“It’s a frightening moment”: the artists react to the recent targeting of the White House of the Smithsonian institution | Trump Administration

ARist, academics and politicians have shared their indignation in reaction to the last executive order of the Trump administration which aims at the Smithsonian Institution, the largest museum network in the world.
Last Thursday, Trump announced that his administration had ordered a great remodeling of Smithsonian in an attempt to eliminate what he described as “improper, divisive or anti-American ideology”.
“Once widely respected as a symbol of American excellence and a global icon of cultural results, the Smithsonian Institution has, in recent years, has had the influence of a divisive ideology and focused on the race”, Light the order.
Trump’s order specifically criticized the Smithsonian American Art Museum (Saam) The Shape of Power: Stories of Race and American Sculpture. The exhibition includes 82 sculptures of over 70 artists at “(examining) the role of sculpture in understanding and building the concept of race in the United States”, second to the museum’s website.

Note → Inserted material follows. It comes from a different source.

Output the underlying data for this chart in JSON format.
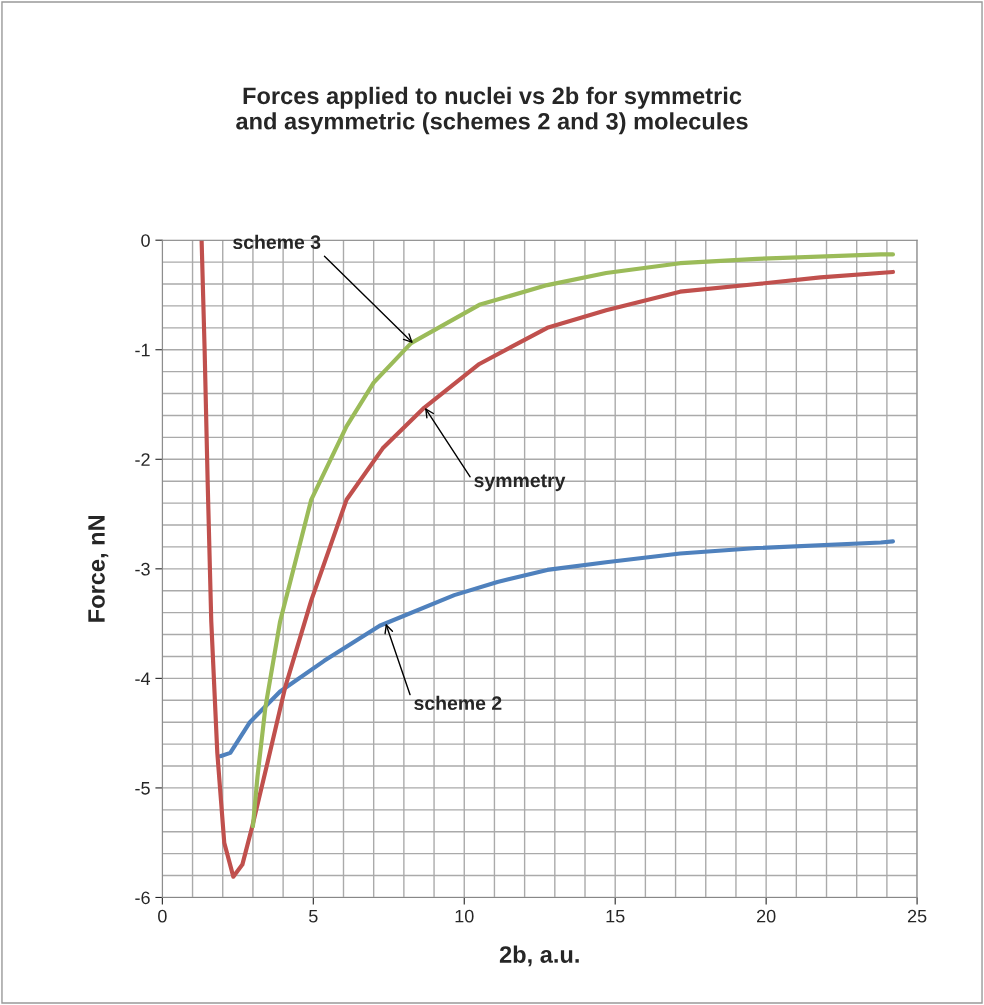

The artist Roberto Lugo, who is present in the Power exhibition, said that it was “frightening” to look at the Trump administration trying to censor his work and others.

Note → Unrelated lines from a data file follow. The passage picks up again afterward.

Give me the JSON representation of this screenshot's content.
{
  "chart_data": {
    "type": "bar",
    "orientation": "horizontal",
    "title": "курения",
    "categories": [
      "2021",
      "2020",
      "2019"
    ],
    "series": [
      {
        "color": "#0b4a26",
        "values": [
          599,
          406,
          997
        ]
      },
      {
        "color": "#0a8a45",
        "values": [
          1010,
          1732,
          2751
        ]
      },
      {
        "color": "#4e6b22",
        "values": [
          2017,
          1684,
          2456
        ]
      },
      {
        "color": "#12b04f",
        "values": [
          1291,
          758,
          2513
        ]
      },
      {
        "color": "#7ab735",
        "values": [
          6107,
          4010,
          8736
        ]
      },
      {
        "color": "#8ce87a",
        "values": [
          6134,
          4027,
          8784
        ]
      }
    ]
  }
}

“The idea of ​​something I made to be in such an important exhibition and to be targeted by people who manage the whole country,” said Lugo. “It’s a frightening moment because you don’t know if your job will be used to help people understand each other or if it will be used as a tool to further divide people,” he added.

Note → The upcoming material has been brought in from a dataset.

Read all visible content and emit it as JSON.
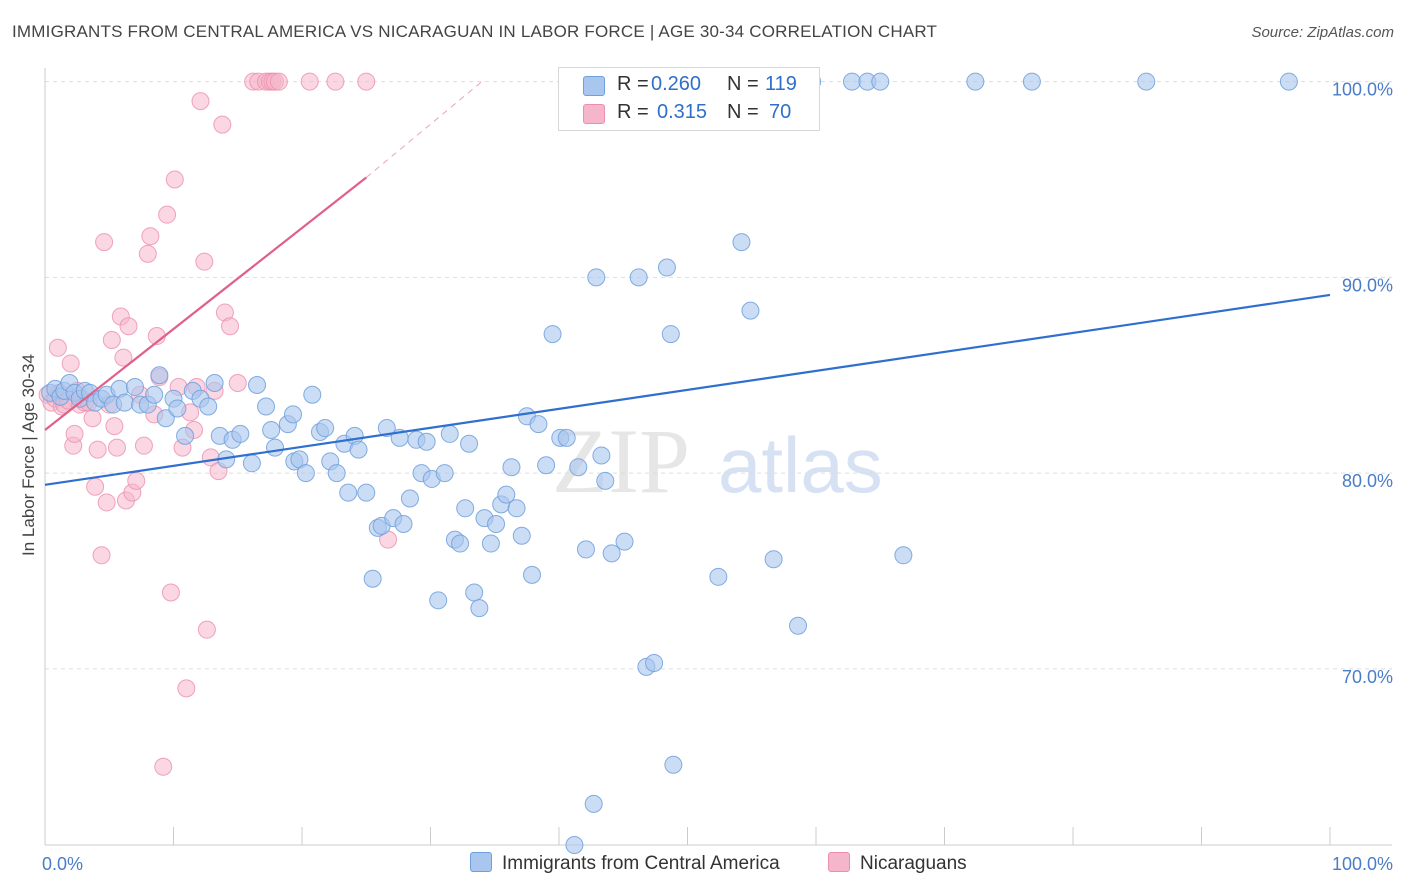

To create his sculpture in the foreground, the study of the revisited DNA, Lugo had to physically enclose all his plaster and rubber body for hours at a time. So it took more than a month to create the finished piece.
The creation of art, Lugo said, allows him to “elaborate experiences”.
“I faced violence in my life because of racism,” said Lugo, who is Afro-Latin. “As a child, I was attacked with a baseball bat for trying to play in the wrong neighborhood.” He added: “This was a very therapeutic experience to feel like my DNA is represented in such an important exhibition”.
Trump also condemned the National Museum of African American history and culture (NMAAHC). The museum, which formally opened in 2016 during a ceremony with the then president Barack Obama, was celebrated for his accurate care process of the black American history.
As part of the “restoration of truth and mental health to American history”, Trump ordered his vice -president, JD VanceTo “remove improper ideology” from the museums of Smithsonian, from the educational centers and more.
Trump’s executive order has already sent shock through artistic and museums spaces, while officials weigh how to continue their work with an administration focused on the limiting truth.
Jasmine Crockett, deputy of Texas, shared his frustration for the order of Trump and the widest opposition to diversity and inclusion on social media.
“First Trump removes any reference of the diversity of the present – now he is trying to remove it from our history. Let me be perfectly clear – you cannot erase our past and you cannot prevent us from satisfying our future”, he said in A Placed on x.
The United States representative Steven Horsford has accused the Trump administration of “trying to erase black history and silence conversations on systemic injustice” with this last executive order. “Living the institutions and prohibiting critical conversations, they are rewriting the narrative,” he said in a statement on X.
The lawyer and the lawyer of Ben Crump civil rights underlined how Trump had specifically called the NMAAHC, despite his historical archive work for the benefit of the National as a whole.
“The National Museum of African American History and Culture reveals the truth about the past of our nation. Yet a new executive order plans to remove the” divisive ideology “by the Smithsonian Institution and has identified the NMAAHC”, “. he said On X.
The educators also expressed their dismay for Trump attempts to attack the reference work on American history.
Eddie S Glaude Jr, professor of African American studies at Princeton University, he wrote On X, “and they said they were eggs …”, referring to the alleged attention of the republicans on inflation and on the prices of eggs.
In the comments to Washington PostChandra Manning, professor of American history at Georgetown University, said: “It seems to suggest that if we allow anyone to listen to the entire history of the challenges that the Americans have passed, our nation will be shattered. The American people are not as fragile as all this.”
Of his Saam exhibition, Lugo said that it is an opportunity for selected artists and communities they represent to have the opportunity to share their experiences.
“The exhibition really concerns people’s stories, just like human beings. For some of us, the way in which it appears outside has pushed people to act in a certain way towards us and we stereotypizzed us,” Lugo said. He added: “My work really concerns harmony and showing people as we are the same and how we should celebrate mutual stories. A general general affirmation that anything regarding the race is divisive is really misunderstanding the role of the artists and what we are trying to achieve with our work.”
How and when Trump’s executive orders will take place will remain unclear. Smithsonian has not released a declaration on orders or on how to face the attempts in progress at the federal level to model its content.